GORONTALO, KOMPAS.com – Sejumlah kue tradisional selalu hadir dalam perayaan maulid Nabi Muhammad SAW di Gorontalo. Kue ini bahkan menjadi hiasan bentuk masjid mini, perahu atau kubah yang sangat menarik.
Hiasan kue yang disebut tolangga ini biasanya diarak ramai-ramai dari tiap rumah ke masjid sebelum imam membacakan doa. Tradisi unik dari Gorontalo ini disebut walima.
Walima dilaksanakan dengan melantunkan syair dikili yang merupakan tradisi lisan berisi sejarah kelahiran Nabi Muhammad SAW dalam Bahasa Arab dan Gorontalo.
Baca juga: 12 Tradisi Maulid Nabi di Indonesia, dari Sekaten hingga Mengayun Bayi
Pembacaan dikili semalam suntuk hingga pagi ini lazim dilaksanakan dengan membakar dupa harum dalam wadah gerabah bernama polutube disertai mayang pinang yang belum terbuka.
Dalam tradisi masyarakat Gorontalo, kue-kue tradisional yang lazim dibuat saat Maulid Nabi antara lain apangi, tutulu, kolombengi, wapili, dan sukade.
“Kalau di Desa Bongo kue yang disajikan adalah kolombengi. Rasanya manis dan kue kering. Cocok disantap dengan segelas kopi pahit,” kata Hasan Rahim, warga Desa Wisata Religi Bunogu Bongo, Kecamatan Batudaa Pantai, Kabupaten Gorontalo, Rabu (27/9/2023).
Secara turun temurun, kue-kue tradisional ini disuguhkan pada para pelantun dikili. Biasanya dikili dibaca setelah selesai shalat isya.
Pada malam itu, sejarah kelahiran, perjalanan syiar Islam dan kematian Nabi Muhammad SAW, dibacakan dalam Bahasa Arab dan Gorontalo.
Dikili ini dibaca oleh pria maupun Wanita di dalam masjid. Biasanya antara masjid satu dengan yang lain terdengar bersahut-sahutan.
Untuk memuliakan para pembaca dikili ini, masyarakat menyuguhkan kue-kue tradisional. Tidak ketinggalan kopi atau teh dalam wadah besar untuk menemani pembacaan tradisi lisan itu dari malam hingga pagi.
Kue lainnya adalah tutulu atau cucur. Kue khas daerah-daerah di Nusantara ini juga disajikan saat perayaan Maulid Nabi. Bentuknya yang unik dengan warna coklat dan memiliki cita rasa gurih.

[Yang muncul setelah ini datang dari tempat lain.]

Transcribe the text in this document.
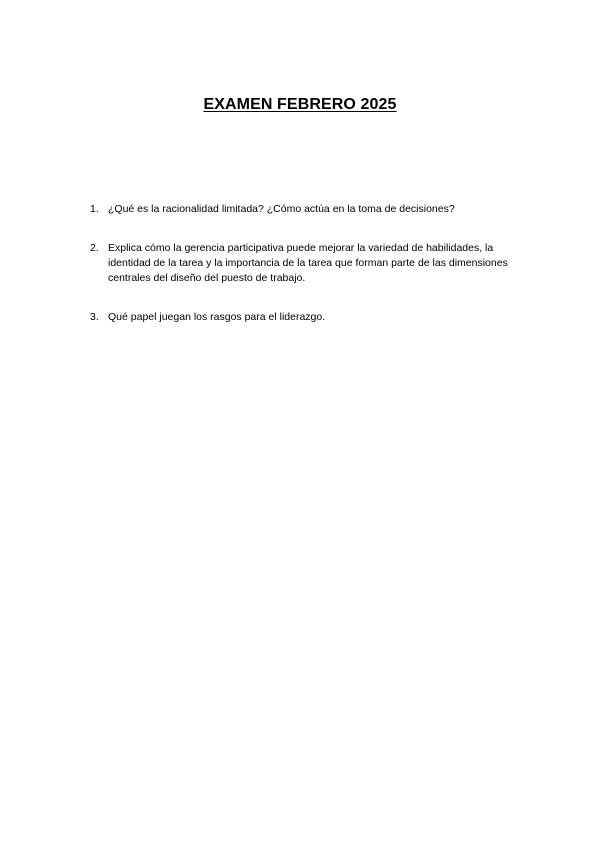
EXAMEN FEBRERO 2025
1. ¿Qué es la racionalidad limitada? ¿Cómo actúa en la toma de decisiones?
2. Explica cómo la gerencia participativa puede mejorar la variedad de habilidades, la identidad de la tarea y la importancia de la tarea que forman parte de las dimensiones centrales del diseño del puesto de trabajo.
3. Qué papel juegan los rasgos para el liderazgo.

“Kue tutulu atau cucur dibuat dari bahan tepung beras, terigu, gula merah, air, pandan, garam dan vanili,” kata Fatmawati salah seorang warga Kota Gorontalo.
Baca juga: Maudu Lompoa, Tradisi Maulid Nabi di Kabupaten Takalar
Fatmawati menjelaskan saat ini masyarakat Gorontalo sudah tidak perlu membuat sendiri ue-kue tersebut. Pasalnya, jelang perayaan Maulid, banyak pedagang dadakan yang menawarkan kue-kue ini.

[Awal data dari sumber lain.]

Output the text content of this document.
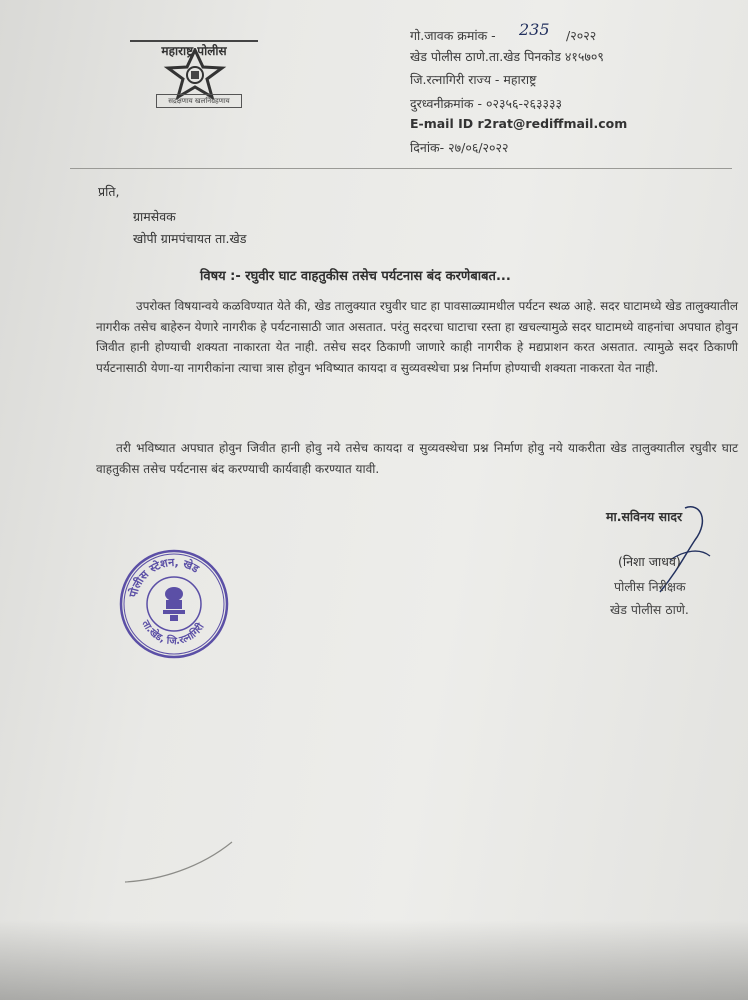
महाराष्ट्र पोलीस
सद्रक्षणाय खलनिग्रहणाय
गो.जावक क्रमांक - 235 /२०२२
खेड पोलीस ठाणे.ता.खेड पिनकोड ४१५७०९
जि.रत्नागिरी राज्य - महाराष्ट्र
दुरध्वनीक्रमांक - ०२३५६-२६३३३३
E-mail ID r2rat@rediffmail.com
दिनांक- २७/०६/२०२२
प्रति,
ग्रामसेवक
खोपी ग्रामपंचायत ता.खेड
विषय :- रघुवीर घाट वाहतुकीस तसेच पर्यटनास बंद करणेबाबत...
उपरोक्त विषयान्वये कळविण्यात येते की, खेड तालुक्यात रघुवीर घाट हा पावसाळ्यामधील पर्यटन स्थळ आहे. सदर घाटामध्ये खेड तालुक्यातील नागरीक तसेच बाहेरुन येणारे नागरीक हे पर्यटनासाठी जात असतात. परंतु सदरचा घाटाचा रस्ता हा खचल्यामुळे सदर घाटामध्ये वाहनांचा अपघात होवुन जिवीत हानी होण्याची शक्यता नाकारता येत नाही. तसेच सदर ठिकाणी जाणारे काही नागरीक हे मद्यप्राशन करत असतात. त्यामुळे सदर ठिकाणी पर्यटनासाठी येणा-या नागरीकांना त्याचा त्रास होवुन भविष्यात कायदा व सुव्यवस्थेचा प्रश्न निर्माण होण्याची शक्यता नाकरता येत नाही.
तरी भविष्यात अपघात होवुन जिवीत हानी होवु नये तसेच कायदा व सुव्यवस्थेचा प्रश्न निर्माण होवु नये याकरीता खेड तालुक्यातील रघुवीर घाट वाहतुकीस तसेच पर्यटनास बंद करण्याची कार्यवाही करण्यात यावी.
मा.सविनय सादर
(निशा जाधव)
पोलीस निरीक्षक
खेड पोलीस ठाणे.
पोलीस स्टेशन, खेड
ता.खेड, जि.रत्नागिरी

Perayaan walima ini memberi peluang bagi tumbuhnya usaha kue keluarga.
“Apangi, tutulu, kolombengi, wapili, dan sukade mudah dipesan melalui media sosial, penjual bisa antar langsung ke rumah,” tutur Fatmawati.
Apangi atau kue apam juga lazim pada masyarakat dari berbagai daerah, demikian juga wapili atau wafel serta sukade.
Simak breaking news dan berita pilihan kami langsung di ponselmu. Pilih saluran andalanmu akses berita Kompas.com WhatsApp Channel : https://www.whatsapp.com/channel/0029VaFPbedBPzjZrk13HO3D. Pastikan kamu sudah install aplikasi WhatsApp ya.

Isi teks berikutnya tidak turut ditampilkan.